Surprisingly low performance on CPU for a DenseNN

Hello,

I have been trying to optimize my fully connected neural network using autoTVM. I would like to compile 4 different models, with 4 different input shapes (input : [bs, 1, 2] → output [bs, 1, 8], with bs : 60, 200, 3000 and 3536). I am running on Intel Xeon Platinum 8260L, which is an arch Cascade Lake. This is my running configuration :

target='llvm -mcpu=cascadelake'
number = 30
repeat = 10
min_repeat_ms = 4000
timeout = 20
trials = 2000
early_stopping = (trials//2)+1
opt=4

I use the XGBoost algorithm. AutoTVM tells me that I get at very most 400 GFLOPS, on a CPU that should be running at least 1000 GFLOPS. When I export my model with :

with autotvm.apply_history_best(tuning_option["tuning_records"]):
    with tvm.transform.PassContext(opt_level=opt, config={}):
        lib = relay.build(mod, target=target, params=params)
        lib.export_library("compiledNN-bs" + str(bs) + ".so")
        print(f"Exported library with batch size {bs}")

And then I include it in my C++ project, using the same approach as in the cpp_deploy tutorial, I get a really bad performance (about x100 slower than with tensorflow/cppflow inference, that allows dynamic shaping). I really feel like I am missing one big thing on TVM or AutoTVM, I thought at first it was the optimization_level that wasn’t taken into account, but it seems like it is something else.

I tried with ‘llvm -mcpu=skylake-avx512’ but I get the same kind of results. I also tried to set TVM_NUM_THREADS to 24 but didn’t get results. Also, I am running AutoTVM on the same CPU where I will be running the model, I am not using the RPC server (maybe I should ?).

I would like to know if anyone has any idea about where/what I should be looking for, I can provide more code or more detailed information if needed.

PS : Thank you for all the effort and the work, I think TVM is a great framework and has awesome purposes.

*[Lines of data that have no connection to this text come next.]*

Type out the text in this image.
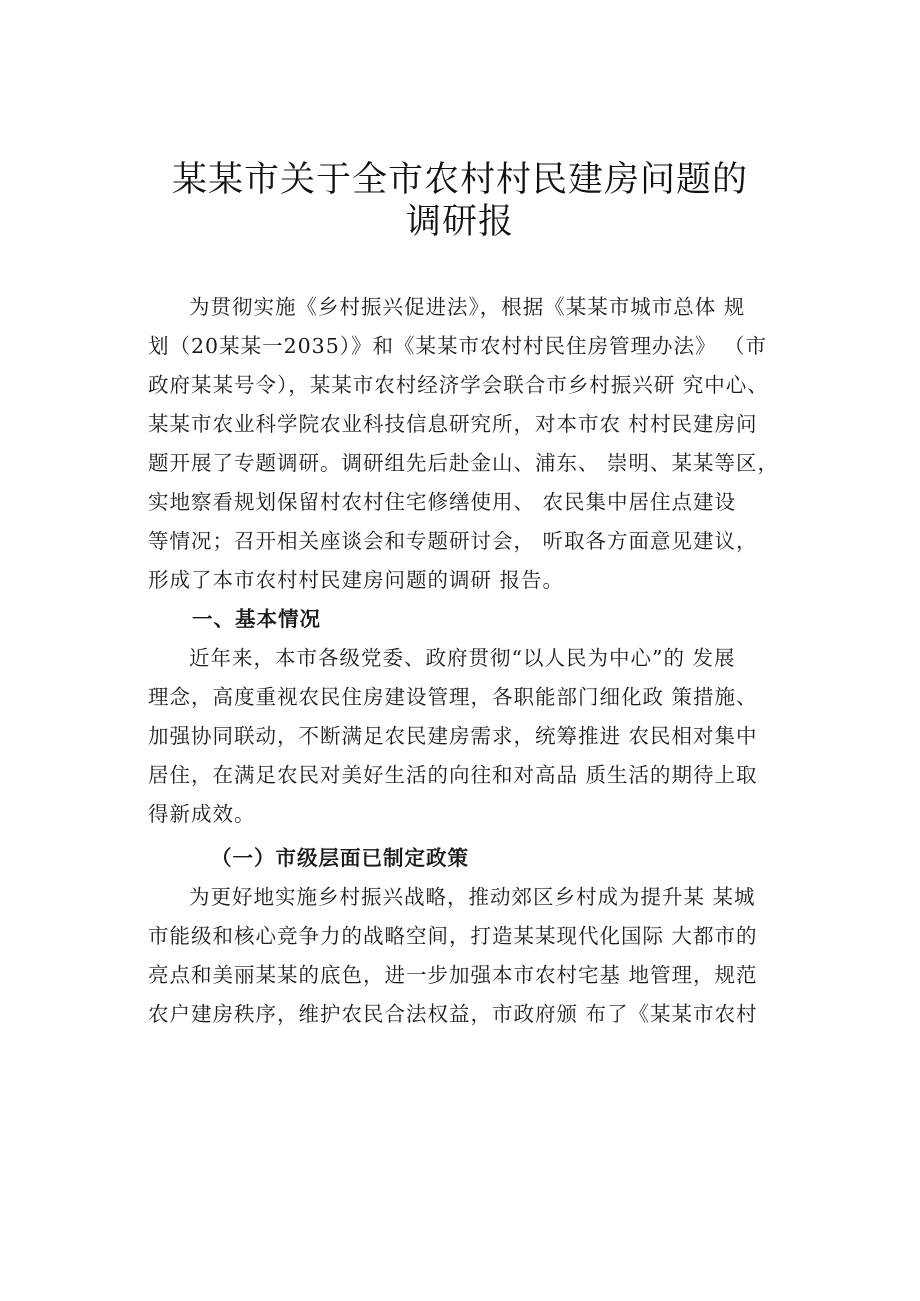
某某市关于全市农村村民建房问题的
调研报

为贯彻实施《乡村振兴促进法》，根据《某某市城市总体 规
划（20某某一2035）》和《某某市农村村民住房管理办法》 （市
政府某某号令），某某市农村经济学会联合市乡村振兴研 究中心、
某某市农业科学院农业科技信息研究所，对本市农 村村民建房问
题开展了专题调研。调研组先后赴金山、浦东、 崇明、某某等区，
实地察看规划保留村农村住宅修缮使用、 农民集中居住点建设
等情况；召开相关座谈会和专题研讨会， 听取各方面意见建议，
形成了本市农村村民建房问题的调研 报告。

一、基本情况

近年来，本市各级党委、政府贯彻“以人民为中心”的 发展
理念，高度重视农民住房建设管理，各职能部门细化政 策措施、
加强协同联动，不断满足农民建房需求，统筹推进 农民相对集中
居住，在满足农民对美好生活的向往和对高品 质生活的期待上取
得新成效。

（一）市级层面已制定政策

为更好地实施乡村振兴战略，推动郊区乡村成为提升某 某城
市能级和核心竞争力的战略空间，打造某某现代化国际 大都市的
亮点和美丽某某的底色，进一步加强本市农村宅基 地管理，规范
农户建房秩序，维护农民合法权益，市政府颁 布了《某某市农村
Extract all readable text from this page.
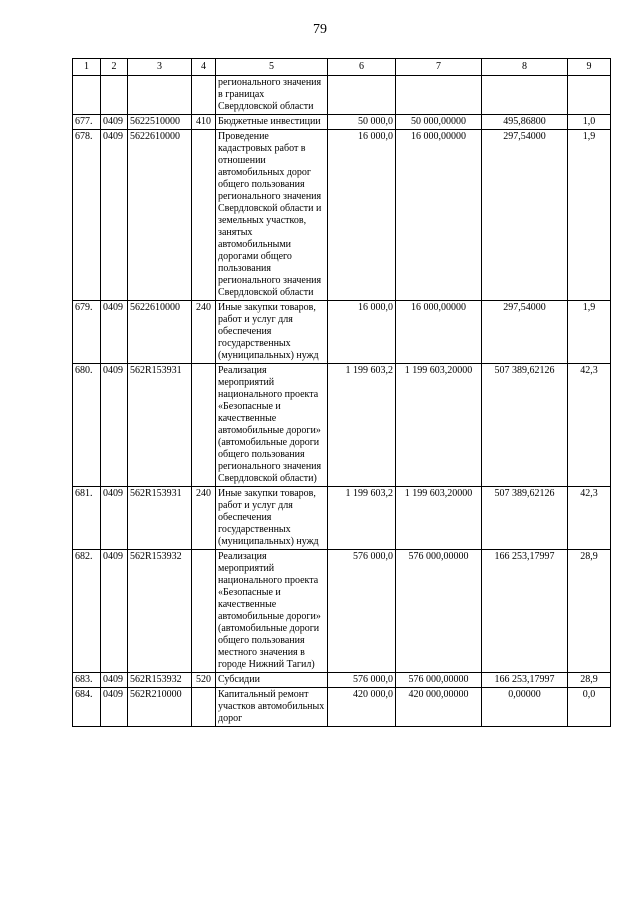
79
1	2	3	4	5	6	7	8	9
				регионального значения в границах Свердловской области				
677.	0409	5622510000	410	Бюджетные инвестиции	50 000,0	50 000,00000	495,86800	1,0
678.	0409	5622610000		Проведение кадастровых работ в отношении автомобильных дорог общего пользования регионального значения Свердловской области и земельных участков, занятых автомобильными дорогами общего пользования регионального значения Свердловской области	16 000,0	16 000,00000	297,54000	1,9
679.	0409	5622610000	240	Иные закупки товаров, работ и услуг для обеспечения государственных (муниципальных) нужд	16 000,0	16 000,00000	297,54000	1,9
680.	0409	562R153931		Реализация мероприятий национального проекта «Безопасные и качественные автомобильные дороги» (автомобильные дороги общего пользования регионального значения Свердловской области)	1 199 603,2	1 199 603,20000	507 389,62126	42,3
681.	0409	562R153931	240	Иные закупки товаров, работ и услуг для обеспечения государственных (муниципальных) нужд	1 199 603,2	1 199 603,20000	507 389,62126	42,3
682.	0409	562R153932		Реализация мероприятий национального проекта «Безопасные и качественные автомобильные дороги» (автомобильные дороги общего пользования местного значения в городе Нижний Тагил)	576 000,0	576 000,00000	166 253,17997	28,9
683.	0409	562R153932	520	Субсидии	576 000,0	576 000,00000	166 253,17997	28,9
684.	0409	562R210000		Капитальный ремонт участков автомобильных дорог	420 000,0	420 000,00000	0,00000	0,0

I changed the ‘target’ and added llvm’s options directly inside, so now I have :

target='llvm -mcpu=cascadelake -opt-level=3 -fast-math -num-cores=4 -fast-math-arcp -fast-math-contract -fast-math-nnan -fast-math-reassoc' 

The performances are way more acceptable. I don’t understand why AutoTVM doesn’t try these configurations ? I am guessing the scheduler only tries optimizations like loop tiling, memory location, etc… Also, I don’t understand the difference between this opt-level and the opt_level from the PassContext in python. I someone has any explanation, it would be great !

Hi, @Aympab.

TVM translates internal IR to target code and use the existing codegen toolchain like LLVM. In this compilation flow, opt-level in PassContext is for TVM internal relay/tir passes while opt-level in target is for the codegen. Thus, opt-level in your target configuration reflects LLVM flag setting.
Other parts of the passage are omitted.